As habilidades sociais ou habilidades para a vida, segundo a denominação da Organização Mundial da Saúde, estão intimamente relacionadas com objectivos fundamentais das escolas como seja a formação para a democracia, a educação para a paz e direitos humanos, a prevenção da violência e a criação de climas constitucionais pacíficos e saudáveis que favoreçam uma boa convivência escolar.

Estas habilidades podem definir-se como o conjunto essencial de atitudes, relacionadas entre si, que se requerem para enfrentar de uma maneira positiva e eficaz as situações e desafios da vida quotidiana, e estão implicadas em todas as abordagens que desde a escola se podem realizar para alcançar os objectivos acima mencionados. Elas são:

•  O pensamento crítico e criativo;

•  A Comunicação eficaz;

•  A Habilidade para estabelecer e manter relações interpessoais

•  Capacidade para tomar decisões

•  Conhecimento de si mesmo

•  Utilização adequada das emoções e das tensões

•  Capacidade de empatia

•  Capacidade para a resolução de problemas

 

Esta última habilidade, a capacidade para a resolução de problemas, é a que se aborda de uma forma central nos projectos de mediação escolar. O propósito destes é de promover a aprendizagem e o desenvolvimento das habilidades sociais nos diferentes actores institucionais, já que um dos requisitos para o êxito destes projectos é a consistência encontrada entre aquilo que se diz e aquilo que se faz. Neste sentido sustentamos que educar para a democracia, paz e direitos humanos não são só objectivos fundamentais para a escola mas também um meio, um caminho e um marco que deve orientar as nossas acções.
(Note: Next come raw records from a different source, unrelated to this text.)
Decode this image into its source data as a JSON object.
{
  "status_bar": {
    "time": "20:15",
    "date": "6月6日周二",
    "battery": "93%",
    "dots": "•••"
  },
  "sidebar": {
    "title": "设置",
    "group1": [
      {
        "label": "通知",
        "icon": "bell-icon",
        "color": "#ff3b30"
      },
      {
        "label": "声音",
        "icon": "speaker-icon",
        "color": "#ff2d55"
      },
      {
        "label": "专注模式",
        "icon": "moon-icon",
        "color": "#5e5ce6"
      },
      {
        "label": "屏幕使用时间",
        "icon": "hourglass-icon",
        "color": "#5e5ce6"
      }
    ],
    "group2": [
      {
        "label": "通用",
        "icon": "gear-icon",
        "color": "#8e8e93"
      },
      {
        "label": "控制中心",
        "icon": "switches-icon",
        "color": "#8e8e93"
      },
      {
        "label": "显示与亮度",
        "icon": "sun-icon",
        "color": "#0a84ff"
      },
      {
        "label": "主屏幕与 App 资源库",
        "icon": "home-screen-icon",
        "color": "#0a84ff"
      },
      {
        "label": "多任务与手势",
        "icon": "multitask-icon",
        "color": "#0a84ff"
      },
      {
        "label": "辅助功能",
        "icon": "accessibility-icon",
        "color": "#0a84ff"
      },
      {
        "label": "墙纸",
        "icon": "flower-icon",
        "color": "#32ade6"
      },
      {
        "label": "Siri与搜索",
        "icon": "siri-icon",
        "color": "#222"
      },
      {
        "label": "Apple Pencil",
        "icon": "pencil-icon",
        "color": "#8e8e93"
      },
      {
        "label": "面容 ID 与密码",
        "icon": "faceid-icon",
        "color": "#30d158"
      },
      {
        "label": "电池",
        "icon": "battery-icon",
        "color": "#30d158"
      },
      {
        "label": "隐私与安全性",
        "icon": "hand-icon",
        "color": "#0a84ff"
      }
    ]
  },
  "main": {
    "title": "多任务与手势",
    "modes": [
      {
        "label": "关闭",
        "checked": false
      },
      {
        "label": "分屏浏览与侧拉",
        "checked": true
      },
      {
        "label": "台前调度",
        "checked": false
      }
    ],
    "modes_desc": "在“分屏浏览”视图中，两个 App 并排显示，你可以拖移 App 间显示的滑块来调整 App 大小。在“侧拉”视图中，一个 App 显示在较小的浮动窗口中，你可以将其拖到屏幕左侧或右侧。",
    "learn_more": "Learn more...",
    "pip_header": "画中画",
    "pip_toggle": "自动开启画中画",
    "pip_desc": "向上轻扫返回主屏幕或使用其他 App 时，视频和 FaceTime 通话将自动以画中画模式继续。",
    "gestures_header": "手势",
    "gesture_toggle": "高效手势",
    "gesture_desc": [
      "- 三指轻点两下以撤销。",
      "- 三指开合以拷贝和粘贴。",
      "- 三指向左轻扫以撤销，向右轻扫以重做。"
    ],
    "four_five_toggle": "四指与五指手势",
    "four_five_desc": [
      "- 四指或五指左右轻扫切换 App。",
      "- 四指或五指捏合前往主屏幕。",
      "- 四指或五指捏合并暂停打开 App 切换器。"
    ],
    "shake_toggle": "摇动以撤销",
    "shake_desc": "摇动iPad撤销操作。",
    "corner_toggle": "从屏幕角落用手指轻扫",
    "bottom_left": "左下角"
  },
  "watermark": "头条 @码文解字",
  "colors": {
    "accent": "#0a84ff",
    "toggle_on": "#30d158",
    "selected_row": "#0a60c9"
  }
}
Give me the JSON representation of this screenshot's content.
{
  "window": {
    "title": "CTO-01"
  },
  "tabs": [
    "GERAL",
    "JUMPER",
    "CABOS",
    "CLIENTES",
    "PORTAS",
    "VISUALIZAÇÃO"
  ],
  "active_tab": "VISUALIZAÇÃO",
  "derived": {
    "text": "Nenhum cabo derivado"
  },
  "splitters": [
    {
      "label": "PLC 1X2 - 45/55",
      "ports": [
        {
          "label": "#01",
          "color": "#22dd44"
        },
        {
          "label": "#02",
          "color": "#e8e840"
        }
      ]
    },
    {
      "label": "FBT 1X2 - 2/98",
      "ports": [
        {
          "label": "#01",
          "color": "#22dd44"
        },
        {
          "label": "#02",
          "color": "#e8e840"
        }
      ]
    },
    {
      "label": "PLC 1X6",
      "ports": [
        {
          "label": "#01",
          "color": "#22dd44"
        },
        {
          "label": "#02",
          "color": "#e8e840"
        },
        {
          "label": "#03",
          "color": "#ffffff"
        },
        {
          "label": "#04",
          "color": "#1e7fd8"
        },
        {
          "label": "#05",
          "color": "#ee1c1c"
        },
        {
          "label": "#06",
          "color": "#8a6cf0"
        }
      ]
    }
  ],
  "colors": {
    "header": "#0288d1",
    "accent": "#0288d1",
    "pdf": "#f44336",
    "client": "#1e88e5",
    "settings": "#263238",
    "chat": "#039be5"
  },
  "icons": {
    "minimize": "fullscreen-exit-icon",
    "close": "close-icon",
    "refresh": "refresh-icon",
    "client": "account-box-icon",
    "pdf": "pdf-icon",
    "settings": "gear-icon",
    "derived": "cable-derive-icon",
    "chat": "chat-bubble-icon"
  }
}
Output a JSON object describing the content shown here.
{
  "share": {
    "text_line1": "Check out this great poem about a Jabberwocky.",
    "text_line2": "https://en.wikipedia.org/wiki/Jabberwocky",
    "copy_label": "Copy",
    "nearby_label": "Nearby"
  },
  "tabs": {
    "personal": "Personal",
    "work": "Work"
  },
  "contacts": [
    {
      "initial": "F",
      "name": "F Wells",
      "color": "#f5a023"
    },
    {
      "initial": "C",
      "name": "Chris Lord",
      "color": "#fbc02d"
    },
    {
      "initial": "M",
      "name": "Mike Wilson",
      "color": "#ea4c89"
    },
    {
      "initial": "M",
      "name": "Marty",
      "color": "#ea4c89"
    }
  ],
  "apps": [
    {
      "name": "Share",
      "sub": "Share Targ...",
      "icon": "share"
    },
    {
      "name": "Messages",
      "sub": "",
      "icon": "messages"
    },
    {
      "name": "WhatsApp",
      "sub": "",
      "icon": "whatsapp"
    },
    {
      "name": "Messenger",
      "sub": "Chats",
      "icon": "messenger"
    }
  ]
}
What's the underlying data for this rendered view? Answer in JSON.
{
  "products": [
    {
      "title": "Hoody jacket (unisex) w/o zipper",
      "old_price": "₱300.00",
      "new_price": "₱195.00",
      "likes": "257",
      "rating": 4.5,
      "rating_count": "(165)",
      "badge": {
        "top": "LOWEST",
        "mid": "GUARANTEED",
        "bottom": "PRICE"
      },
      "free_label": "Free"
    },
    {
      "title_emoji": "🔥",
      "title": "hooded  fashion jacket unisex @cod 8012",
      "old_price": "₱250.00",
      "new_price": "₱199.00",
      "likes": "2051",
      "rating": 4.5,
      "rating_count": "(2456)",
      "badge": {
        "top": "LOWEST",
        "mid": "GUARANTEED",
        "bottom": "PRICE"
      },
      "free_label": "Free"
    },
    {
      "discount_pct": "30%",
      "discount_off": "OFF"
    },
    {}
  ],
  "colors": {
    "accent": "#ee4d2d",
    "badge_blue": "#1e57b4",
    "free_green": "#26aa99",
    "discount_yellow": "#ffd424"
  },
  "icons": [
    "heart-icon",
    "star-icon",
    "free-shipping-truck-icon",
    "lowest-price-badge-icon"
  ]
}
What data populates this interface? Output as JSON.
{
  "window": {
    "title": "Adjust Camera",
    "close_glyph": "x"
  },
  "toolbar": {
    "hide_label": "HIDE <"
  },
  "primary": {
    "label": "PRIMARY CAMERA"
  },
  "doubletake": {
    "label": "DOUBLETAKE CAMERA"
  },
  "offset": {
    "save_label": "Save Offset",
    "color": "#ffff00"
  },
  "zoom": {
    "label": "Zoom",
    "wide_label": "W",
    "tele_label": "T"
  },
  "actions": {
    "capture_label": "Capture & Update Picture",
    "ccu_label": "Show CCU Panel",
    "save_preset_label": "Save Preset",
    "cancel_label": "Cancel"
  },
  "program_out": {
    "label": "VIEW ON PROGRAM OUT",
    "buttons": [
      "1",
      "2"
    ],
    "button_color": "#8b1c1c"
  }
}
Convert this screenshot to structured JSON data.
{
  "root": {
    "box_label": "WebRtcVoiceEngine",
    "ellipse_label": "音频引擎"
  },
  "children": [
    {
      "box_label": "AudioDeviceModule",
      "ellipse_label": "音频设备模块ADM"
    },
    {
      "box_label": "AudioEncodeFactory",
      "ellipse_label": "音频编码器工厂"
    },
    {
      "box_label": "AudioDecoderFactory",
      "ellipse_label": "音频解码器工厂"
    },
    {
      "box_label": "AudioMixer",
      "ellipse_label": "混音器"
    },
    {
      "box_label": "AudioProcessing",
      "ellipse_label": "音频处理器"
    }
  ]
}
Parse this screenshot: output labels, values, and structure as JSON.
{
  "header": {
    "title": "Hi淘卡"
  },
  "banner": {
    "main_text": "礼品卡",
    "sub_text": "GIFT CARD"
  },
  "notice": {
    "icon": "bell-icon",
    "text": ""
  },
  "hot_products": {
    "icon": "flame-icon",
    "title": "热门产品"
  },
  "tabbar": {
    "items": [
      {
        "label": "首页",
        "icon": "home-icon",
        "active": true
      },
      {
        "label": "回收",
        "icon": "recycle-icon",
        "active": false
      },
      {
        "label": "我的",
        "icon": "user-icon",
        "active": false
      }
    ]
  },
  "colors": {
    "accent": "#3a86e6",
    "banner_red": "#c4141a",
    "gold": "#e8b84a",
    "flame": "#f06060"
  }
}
Na comunidade educativa podem surgir dois grandes grupos de conflitos:

•  Os que se dão entre alunos

•  Os que envolvem indivíduos de diferentes grupos da comunidade (docentes, pais, directores, funcionários).

 

Com esta proposta de Projecto ( Para uma Cultura de Mediação na Escola ) procura-se desenhar e implementar um modelo de mediação inter-pares cujos destinatários finais são os alunos. No entanto, para que seja viável dentro da entidade educativa é necessário que todos os actores conheçam, compreendam e se comprometam com os princípios que sustentam a resolução de problemas através da mediação.

A mediação pode considerar-se como uma extensão do processo negocial, a que pode recorrer-se quando as partes não puderam tratar o conflito directamente entre elas.

A mediação implica a intervenção de um terceiro neutral, aceite pelas partes, sem poder de decisão sobre o acordo a que eventualmente possam chegar e cuja função primordial é ajudá-las, mediante a condução de um processo que é essencialmente comunicacional, a explorar os diversos elementos do conflito de modo a que possam encontrar opções de solução satisfatórias e acordar sobre formas e mecanismos de o implementar.